For while this film does, for the most part, fit neatly into Gerry B’s B-movie era, it is also a surprisingly mature and thoughtful entry on his prolific CV, a film that’s at least trying to be meaty rather than meat-headed. This is not a straight-up action movie. Working from a spec script by former military intelligence officer Mitchell LaFortune, who brings a modest level of verisimilitude that these sorts of films often lack, it has aspirations to be a high-minded, twisty geopolitical thriller, sober in tone and serious in themes.
Mostly mature, considered stuff, from a director-star combo who seem keen to defy expectations.
Here, Butler plays Tom Harris (joining the hallowed ranks of Mike Banning, Bob Viddick, and ‘Big Nick’ O’Brien in blokey Butler character names). Harris is a freelance spook; when we meet him, he’s posing as an electricity contractor, secretly undercover for the CIA, working to destroy a nuclear research facility in Iran. When a journalist (Nina Toussaint-White) is captured by Iran’s notorious security services, Harris’ true identity is leaked to the international press, and he’s forced to make a hasty exit, aided by translator and handler Mo (Navid Negahban). The pair must make the treacherous journey to Kandahar, where a British cargo plane awaits, pursued by Pakistani security services, Iranian military, Taliban warlords, and more.

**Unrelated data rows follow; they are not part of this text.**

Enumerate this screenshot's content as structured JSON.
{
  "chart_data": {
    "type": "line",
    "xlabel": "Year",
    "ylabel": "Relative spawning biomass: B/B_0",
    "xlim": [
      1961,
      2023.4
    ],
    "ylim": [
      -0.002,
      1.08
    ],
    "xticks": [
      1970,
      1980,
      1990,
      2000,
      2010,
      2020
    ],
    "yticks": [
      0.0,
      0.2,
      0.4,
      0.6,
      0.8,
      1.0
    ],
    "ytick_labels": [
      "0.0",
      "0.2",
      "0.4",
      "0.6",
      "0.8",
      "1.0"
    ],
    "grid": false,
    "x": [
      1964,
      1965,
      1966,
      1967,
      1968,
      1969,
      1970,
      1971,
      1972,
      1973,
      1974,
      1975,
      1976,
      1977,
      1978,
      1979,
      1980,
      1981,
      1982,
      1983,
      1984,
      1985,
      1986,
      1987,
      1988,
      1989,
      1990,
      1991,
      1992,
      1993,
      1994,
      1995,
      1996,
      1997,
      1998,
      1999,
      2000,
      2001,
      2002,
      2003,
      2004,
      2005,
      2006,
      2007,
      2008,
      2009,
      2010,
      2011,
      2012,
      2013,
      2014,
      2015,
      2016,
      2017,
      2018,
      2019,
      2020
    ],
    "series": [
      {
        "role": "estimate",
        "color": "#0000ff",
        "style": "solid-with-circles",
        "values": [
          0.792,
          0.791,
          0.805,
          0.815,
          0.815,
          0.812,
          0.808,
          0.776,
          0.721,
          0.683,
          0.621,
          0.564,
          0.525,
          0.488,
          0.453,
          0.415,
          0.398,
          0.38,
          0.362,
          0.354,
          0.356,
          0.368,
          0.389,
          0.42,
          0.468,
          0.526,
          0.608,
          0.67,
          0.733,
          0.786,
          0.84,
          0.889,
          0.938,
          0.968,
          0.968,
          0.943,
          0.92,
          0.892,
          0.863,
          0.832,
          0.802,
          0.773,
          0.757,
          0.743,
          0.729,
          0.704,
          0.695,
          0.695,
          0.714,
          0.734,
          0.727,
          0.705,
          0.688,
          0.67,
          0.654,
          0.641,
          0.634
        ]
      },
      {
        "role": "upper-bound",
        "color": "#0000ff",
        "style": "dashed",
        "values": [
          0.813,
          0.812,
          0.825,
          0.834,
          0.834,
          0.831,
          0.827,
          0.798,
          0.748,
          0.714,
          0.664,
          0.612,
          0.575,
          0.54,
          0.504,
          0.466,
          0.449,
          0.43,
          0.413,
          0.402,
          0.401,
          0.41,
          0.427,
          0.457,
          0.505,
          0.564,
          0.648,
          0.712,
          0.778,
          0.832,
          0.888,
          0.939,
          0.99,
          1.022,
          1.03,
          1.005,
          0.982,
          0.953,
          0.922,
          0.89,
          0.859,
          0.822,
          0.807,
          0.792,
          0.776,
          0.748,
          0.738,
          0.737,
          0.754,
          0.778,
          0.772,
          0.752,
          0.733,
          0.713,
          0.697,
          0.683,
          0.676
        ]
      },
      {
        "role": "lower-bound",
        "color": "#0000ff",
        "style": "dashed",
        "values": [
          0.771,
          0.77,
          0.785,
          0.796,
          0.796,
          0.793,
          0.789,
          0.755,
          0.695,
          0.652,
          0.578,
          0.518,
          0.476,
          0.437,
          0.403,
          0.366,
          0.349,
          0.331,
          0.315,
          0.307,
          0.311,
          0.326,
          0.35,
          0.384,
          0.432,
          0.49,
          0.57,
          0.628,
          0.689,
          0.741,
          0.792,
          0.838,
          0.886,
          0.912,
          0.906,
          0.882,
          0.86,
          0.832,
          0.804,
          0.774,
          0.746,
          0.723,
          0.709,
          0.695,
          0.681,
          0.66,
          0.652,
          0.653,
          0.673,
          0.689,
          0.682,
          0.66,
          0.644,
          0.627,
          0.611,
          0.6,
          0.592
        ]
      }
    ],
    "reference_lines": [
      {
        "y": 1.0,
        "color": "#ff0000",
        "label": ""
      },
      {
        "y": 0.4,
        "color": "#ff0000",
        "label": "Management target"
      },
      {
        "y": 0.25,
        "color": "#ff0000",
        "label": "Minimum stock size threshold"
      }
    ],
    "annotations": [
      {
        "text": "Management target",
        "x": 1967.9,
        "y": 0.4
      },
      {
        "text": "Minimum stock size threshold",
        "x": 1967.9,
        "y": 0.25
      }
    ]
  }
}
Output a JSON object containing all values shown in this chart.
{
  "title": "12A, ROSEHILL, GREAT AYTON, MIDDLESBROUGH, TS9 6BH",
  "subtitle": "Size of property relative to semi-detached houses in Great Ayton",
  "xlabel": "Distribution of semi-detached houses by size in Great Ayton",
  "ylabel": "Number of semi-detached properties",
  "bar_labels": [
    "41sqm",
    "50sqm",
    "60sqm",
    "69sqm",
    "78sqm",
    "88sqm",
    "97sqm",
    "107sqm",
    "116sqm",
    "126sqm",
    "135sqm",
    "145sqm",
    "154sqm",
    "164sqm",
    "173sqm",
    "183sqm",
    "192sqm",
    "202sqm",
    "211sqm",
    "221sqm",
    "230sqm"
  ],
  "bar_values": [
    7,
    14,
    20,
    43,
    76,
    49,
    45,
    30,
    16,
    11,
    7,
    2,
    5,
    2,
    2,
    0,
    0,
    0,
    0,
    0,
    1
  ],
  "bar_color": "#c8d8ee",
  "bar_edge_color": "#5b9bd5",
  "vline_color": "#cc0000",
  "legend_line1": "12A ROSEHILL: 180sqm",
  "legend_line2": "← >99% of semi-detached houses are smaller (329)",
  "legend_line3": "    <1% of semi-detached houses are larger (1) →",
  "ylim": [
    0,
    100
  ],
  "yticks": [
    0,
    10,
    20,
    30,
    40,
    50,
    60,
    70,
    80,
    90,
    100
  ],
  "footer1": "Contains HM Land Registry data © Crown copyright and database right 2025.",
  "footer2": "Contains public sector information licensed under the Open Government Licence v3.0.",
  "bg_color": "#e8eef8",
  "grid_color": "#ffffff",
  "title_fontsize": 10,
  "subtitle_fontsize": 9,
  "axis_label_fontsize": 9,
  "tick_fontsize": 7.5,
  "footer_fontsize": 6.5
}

If this story — of a Westerner attempting to escape Afghanistan with a local — sounds a lot like Guy Ritchie’s The Covenant, well, yes, there are some similarities. But that’s unfortunate timing, because Kandahar has a lot more on its mind than, say, Plane. It’s not short on well-directed action — a cat-and-mouse night chase in the desert between a truck and a helicopter is particularly tense — but in-between Butler’s usual bread-and-butter, there’s effort to consider the costly consequences of America’s recent interventions in the region. In particular, the film acknowledges the human fallout from the 2021 fall of Kabul to the Taliban, and the devastation left in a country seemingly doomed to endless tragedy. In a surprisingly moving scene, Butler’s character expresses guilt and regret over the memory of an Afghan translator who stayed with him through six tours — only to be hanged by ISIL.
By the third act, it follows a bit more of a familiar escape-from-a-warzone playbook, with a conclusion that won’t leave anyone surprised. The geopolitical machinations, meanwhile, are fairly surface-level; Kathryn Bigelow and Mark Boal need not be too worried by any pretenders to their throne. But this is mostly mature, considered stuff, from a director-star combo who seem keen to defy expectations and move above their usual cheap-and-cheerful prospects.